Background: Triosephosphate Isomerase (TPI) is a glycolytic enzyme that is responsible for the interconversion of dihydroxyacetone phosphate (DHAP) and glyceraldehyde-3-phosphate (G3P). Depletion of TPI protein levels leads to TPI Deficiency (TPI Df): a rare, progressive neuromuscular disease which primarily affects young children. Symptoms of the disease include progressive muscle weakness, neurodegeneration, hemolytic anemia, and premature death. TPI Df is often fatal within 5 years of diagnosis, and there are extremely limited treatment options for the disease currently. TPI Df is caused exclusively by point mutations within the TPI1 gene. TPI[E105D] is the most common of these disease-causing mutations, and results in a protein which retains activity but is prematurely degraded by the cell.
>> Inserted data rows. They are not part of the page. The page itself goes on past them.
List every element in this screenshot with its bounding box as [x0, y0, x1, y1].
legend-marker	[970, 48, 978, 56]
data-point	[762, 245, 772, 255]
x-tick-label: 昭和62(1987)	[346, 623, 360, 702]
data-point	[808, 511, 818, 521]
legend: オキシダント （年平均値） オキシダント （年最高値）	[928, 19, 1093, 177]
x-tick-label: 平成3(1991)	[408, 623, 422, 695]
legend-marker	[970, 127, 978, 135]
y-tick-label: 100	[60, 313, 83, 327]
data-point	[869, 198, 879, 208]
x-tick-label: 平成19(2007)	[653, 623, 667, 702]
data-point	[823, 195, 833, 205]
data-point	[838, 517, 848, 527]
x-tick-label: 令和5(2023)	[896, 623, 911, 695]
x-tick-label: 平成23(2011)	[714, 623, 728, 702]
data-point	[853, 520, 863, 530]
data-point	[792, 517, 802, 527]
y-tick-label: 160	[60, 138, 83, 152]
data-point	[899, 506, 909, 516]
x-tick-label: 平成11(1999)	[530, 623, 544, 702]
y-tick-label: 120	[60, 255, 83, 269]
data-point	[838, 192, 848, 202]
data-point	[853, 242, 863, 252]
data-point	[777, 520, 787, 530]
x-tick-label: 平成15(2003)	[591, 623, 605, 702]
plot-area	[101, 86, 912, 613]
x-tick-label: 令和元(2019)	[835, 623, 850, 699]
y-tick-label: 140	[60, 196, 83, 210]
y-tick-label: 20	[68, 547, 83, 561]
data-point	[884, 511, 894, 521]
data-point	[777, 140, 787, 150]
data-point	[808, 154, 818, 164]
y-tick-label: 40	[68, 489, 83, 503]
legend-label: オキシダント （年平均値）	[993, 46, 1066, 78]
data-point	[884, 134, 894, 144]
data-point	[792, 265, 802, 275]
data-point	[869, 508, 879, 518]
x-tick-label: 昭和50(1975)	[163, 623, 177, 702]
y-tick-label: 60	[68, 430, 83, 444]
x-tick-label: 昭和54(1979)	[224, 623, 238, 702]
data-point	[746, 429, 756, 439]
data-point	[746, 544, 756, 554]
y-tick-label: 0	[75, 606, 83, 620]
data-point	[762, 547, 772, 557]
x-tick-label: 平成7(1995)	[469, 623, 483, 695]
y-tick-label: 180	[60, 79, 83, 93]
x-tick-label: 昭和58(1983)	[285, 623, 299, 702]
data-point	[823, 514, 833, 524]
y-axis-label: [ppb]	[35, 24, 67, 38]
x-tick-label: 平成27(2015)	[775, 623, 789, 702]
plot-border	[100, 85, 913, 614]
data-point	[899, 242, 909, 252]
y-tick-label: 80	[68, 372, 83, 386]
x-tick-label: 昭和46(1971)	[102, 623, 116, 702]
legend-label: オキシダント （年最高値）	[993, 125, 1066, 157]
Objectives: Most of the foundational work done in this disease has relied on invertebrate models, which lack in clinical relevance to human physiology. While there have been attempts to create mouse models of TPI Df in the past, none have successfully modeled the full human disease phenotype. Therefore, TPI Df pathogenesis has never been evaluated within a mammalian system. Recently, we created a novel mouse model for TPI Df by modeling the most common human disease-causing mutation.
Results: This model recapitulates the full scope of the human disease phenotype, including neuromuscular symptoms. TPI[E105D/E105D] homozygous animals and TPI[E105D/null] compound heterozygous animals both display greatly reduced lifespans, progressive muscle weakness and atrophy beginning in the hindlimbs, decreased body weight, hemolytic anemia, and postural abnormalities. As expected, TPI[E105D/null] animals have a more severe phenotype than TPI[E105D/E105D] animals. Using this model, disease pathology in the neuromuscular system was evaluated by investigating muscle health as well as neuromuscular junction integrity.
Conclusions: Study of this mammalian model may lead to a better understanding of TPI Df pathogenesis and to the development of better treatments for patients who are currently facing a devastating diagnosis.